93

THE BODY, MUCH as you expect,” Dr. Vuong told Dean, recalling the state of Sergeant Tolong’s body when he’d been exhumed. “Bones. Much decay. You can see by the photos.”

Dean nodded but didn’t bother reopening the file on his lap. The sergeant had been reduced to cloth and bones by the time he was dug up.

Dr. Vuong spoke decent English, far better than Dean had expected. Roughly sixty, the doctor was ethnic Chinese and had lived in the north during the war. He was short and energetic, and the whole room seemed to move as he spoke.

“So, the commission take control of the body. I examine. We do the paperwork. Many forms to complete.” The doctor’s tone sounded almost triumphant. “The commission stay several days, then return.”

The doctor did not remember whether bullets had been recovered with the body, but there were chips and breaks on the rib cage—multiple gunshots, he thought, the sign of death from an automatic weapon. The locals had lacked the facilities for a complete autopsy under the circumstances, and in any event were more concerned with “preserving dignity of corpse,” as Dr. Vuong put it.

“How difficult was it to locate the body?” Dean asked.

“I am not sure. I do not believe hard. The commission had directions. Many details. He was near a road.”

“Near a road?” asked Dean. “How would I say that in Vietnamese? Let me think.”

The translator in the Art Room gave him the words.

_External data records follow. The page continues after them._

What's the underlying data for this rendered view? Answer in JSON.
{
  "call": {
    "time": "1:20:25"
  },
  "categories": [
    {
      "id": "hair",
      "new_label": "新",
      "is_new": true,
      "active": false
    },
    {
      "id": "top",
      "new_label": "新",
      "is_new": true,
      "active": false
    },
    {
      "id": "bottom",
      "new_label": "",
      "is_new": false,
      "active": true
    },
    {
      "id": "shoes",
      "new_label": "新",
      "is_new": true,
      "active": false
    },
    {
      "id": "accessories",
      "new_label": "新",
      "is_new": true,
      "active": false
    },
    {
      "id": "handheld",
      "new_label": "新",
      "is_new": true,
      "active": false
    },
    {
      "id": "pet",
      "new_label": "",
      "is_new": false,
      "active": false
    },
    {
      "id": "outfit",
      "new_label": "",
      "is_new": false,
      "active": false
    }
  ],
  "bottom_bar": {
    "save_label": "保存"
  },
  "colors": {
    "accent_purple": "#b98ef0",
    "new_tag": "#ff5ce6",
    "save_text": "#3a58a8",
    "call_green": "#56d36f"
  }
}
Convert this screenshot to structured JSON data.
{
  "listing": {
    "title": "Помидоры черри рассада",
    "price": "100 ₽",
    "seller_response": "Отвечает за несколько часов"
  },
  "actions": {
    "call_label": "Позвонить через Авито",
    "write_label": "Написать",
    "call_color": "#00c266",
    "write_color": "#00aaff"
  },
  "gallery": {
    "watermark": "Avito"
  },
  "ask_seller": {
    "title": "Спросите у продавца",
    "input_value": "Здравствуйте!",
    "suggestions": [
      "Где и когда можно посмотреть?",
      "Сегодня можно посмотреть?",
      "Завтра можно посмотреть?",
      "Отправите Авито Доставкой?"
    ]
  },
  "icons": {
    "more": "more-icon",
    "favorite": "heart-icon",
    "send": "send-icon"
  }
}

Vuong said again, Tolong’s body had been found very close to the road.

“Why wasn’t he found soon after he died?” asked Dean. “During the war?”

The doctor shrugged.

“There were landmarks,” suggested Dean.

“Memory is the problem. It was said a friend bury,” noted Dr. Vuong. “Descriptions, jungle, war.” He finished his thought in Vietnamese.

“The war shook many memories,” said the translator, explaining. “It took some away, and it changed others. Some things I cannot explain. He was near the road, you have a point, but . . .”

“Anything is possible, huh?” suggested Dean.

Dr. Vuong nodded.

“I know this is an odd question,” said Dean, “but was any money found with the body?”

“Money?”

“American dollars?”

The doctor shook his head. Dean repeated the question in Vietnamese to make sure he understood.

“You have a good vocabulary,” said the doctor. “With more practice, you could speak very well.”

“Thank you,” said Dean. “Could you locate the spot where he was found on a map for me? I’d like to take a look.”

He ignored Rockman when the runner told him it wasn’t necessary.

 

DEAN STUDIED THE map as Qui drove, comparing the terrain and twists in the road to the paper as they made their way to the spot where Tolong’s body had been dug up. Dean had an extra advantage—the exact spot where the dead Marine had been recovered was recorded by a GPS reading, and the Art Room told him when he was getting close.

“Pull over there,” said Dean as they came over a rise in the road. “It was to our right.”

Fallow fields lay on both sides of the road. Dean got out of the car and began walking in the direction of the grave site.

“A little more to your left,” counseled Rockman. “You got it.”

Dean wouldn’t have needed Rockman’s guidance. Though the vegetation had reclaimed the land, the ground was indented where the recovery team had dug two years before. Dean turned around. It was only ten yards from the road, if that.

“I didn’t think you were a fortune hunter, Mr. Dean,” said Qui.

“How’s that?”

“You came to Vietnam for lost treasure?”

“No.” He smiled faintly, then began walking around the edge of the area where the body had been found. There were several other excavations, all farther from the road.

The body should have been easy to find.

Dean glanced back toward the car and saw that Qui wasn’t there. He found her a short distance down the hill, standing next to fallen tree limbs.

“There was a village here during the war,” said Qui. “It’s gone. It must have been Catholic.”

“How do you know?”

She pointed to some rocks a short distance away. They were the foundation of a small building. Beyond it, Dean found several stones laid flat—gravestones. There were other signs—an overgrown path that went to the road, scattered pieces of wood and branches, worked stones that would never have appeared here randomly.

“When the VC took over, some loyal villages were razed,” said Qui. “I would imagine this was one.”

“That’s a shame.”

“The whole war was a shame,” said Qui. “To the victors, the spoils. To the losers, death.”

“We fought very hard,” said Dean, suddenly feeling that he had let her down by not saving her country.

“I’m sure you did. But someone always loses.”